In alto: mozziconi di colonne di granito grigio al Foro di Traiano
Le colonne del Pantheon. Delle otto colonne di facciata, sette sono in granito grigio, probabilmente provenienti dall’Elba e non dall’Egitto come invece lo erano quelle rosa della seconda e terza campata del pronao. L’ultima colonna a sinistra di facciata è in granito rosa, ma originariamente era anch’essa grigia, sostituita (come quella immediatamente retrostante, perché entrambe malridotte) – durante il restauro berniniano del 1666 – con fusti monolitici di colonna proveniente dalle vicine Terme Neroniane. Ne sono superstiti due tronconi nella limitrofa via di S. Eustachio, fotografati in alto a sinistra
Il granito aveva diverse pigmentazioni cromatiche, dovute alla distribuzione dei componenti. Molto bella la qualità di granito “bianco e nero” di Siene che troviamo a Santa Prassede (v. foto sotto: colonna all’ingresso del sacello di S. Zenone).
Infine non va dimenticato il pregiato porfido. Il porfido rosso, o Lapis Porphirites, è una pietra durissima di origine vulcanica effusiva (colonne del portale del tempio del Divo Romolo al foro) importata dall’Egitto; mentre il Lapis Lacedaemonius, un serpentino o porfido verde di Grecia, ha colore verde scuro, di provenienza dalla regione di Sparta, largamente usato in età imperiale.
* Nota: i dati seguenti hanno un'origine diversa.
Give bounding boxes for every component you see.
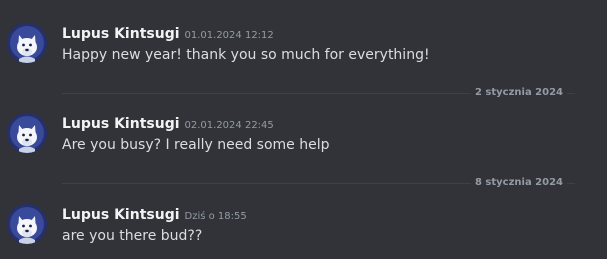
message-author[interactable]: Lupus Kintsugi bbox=[62, 116, 180, 132]
user-avatar[interactable] bbox=[7, 113, 47, 153]
message-timestamp: 01.01.2024 12:12 bbox=[184, 30, 274, 41]
date-divider-label: 2 stycznia 2024 bbox=[470, 85, 567, 101]
wolf-avatar-icon bbox=[7, 113, 47, 153]
user-avatar[interactable] bbox=[7, 204, 47, 244]
wolf-avatar-icon bbox=[7, 204, 47, 244]
message-text: Are you busy? I really need some help bbox=[62, 137, 330, 153]
wolf-avatar-icon bbox=[7, 23, 47, 63]
date-divider: 2 stycznia 2024 bbox=[62, 85, 607, 101]
message-text: are you there bud?? bbox=[62, 228, 203, 244]
message-timestamp: Dziś o 18:55 bbox=[184, 211, 247, 222]
chat-message: Lupus Kintsugi 01.01.2024 12:12 Happy new… bbox=[0, 23, 607, 83]
message-author[interactable]: Lupus Kintsugi bbox=[62, 207, 180, 223]
message-header: Lupus Kintsugi Dziś o 18:55 bbox=[62, 204, 247, 224]
user-avatar[interactable] bbox=[7, 23, 47, 63]
message-header: Lupus Kintsugi 02.01.2024 22:45 bbox=[62, 113, 274, 133]
chat-message: Lupus Kintsugi 02.01.2024 22:45 Are you b… bbox=[0, 113, 607, 173]
message-author[interactable]: Lupus Kintsugi bbox=[62, 26, 180, 42]
chat-message: Lupus Kintsugi Dziś o 18:55 are you there… bbox=[0, 204, 607, 259]
date-divider: 8 stycznia 2024 bbox=[62, 175, 607, 191]
message-header: Lupus Kintsugi 01.01.2024 12:12 bbox=[62, 23, 274, 43]
chat-message-list: Lupus Kintsugi 01.01.2024 12:12 Happy new… bbox=[0, 0, 607, 259]
date-divider-label: 8 stycznia 2024 bbox=[470, 175, 567, 191]
message-text: Happy new year! thank you so much for ev… bbox=[62, 47, 430, 63]
message-timestamp: 02.01.2024 22:45 bbox=[184, 120, 274, 131]
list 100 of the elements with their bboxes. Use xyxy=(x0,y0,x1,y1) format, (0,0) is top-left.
Nel calmiere emanato da Diocleziano del 301 d.C., Edictum de Pretiis Rerum Venalium, XXXIII, De Marmoribus, se ne segnala il suo costo elevato.
In alto: capitelli in rosso antico del Tenaro (Boston, Museum of Fine Arts) e in verde serpentino della Laconia (Ciborio di S. Saba)
Battistero di San Giovanni, colonna in granito rosso e capitello in serpentino verde
Battistero di San Giovanni, colonne strigilate in pavonazzetto frigio
Colonna scanalata in marmo frigio, chiesa di S. Giorgio al Velabro
Le chiese di Roma, che hanno attinto agli antichi edifici imperiali come a vere e proprie cave di marmo pregiato, sono oggi un manuale pratico di litologia ad uso e consumo dei moderni architetti. In alto: colonne strigilate di pavonazzetto all’ingresso si S. Sabina all’Aventino.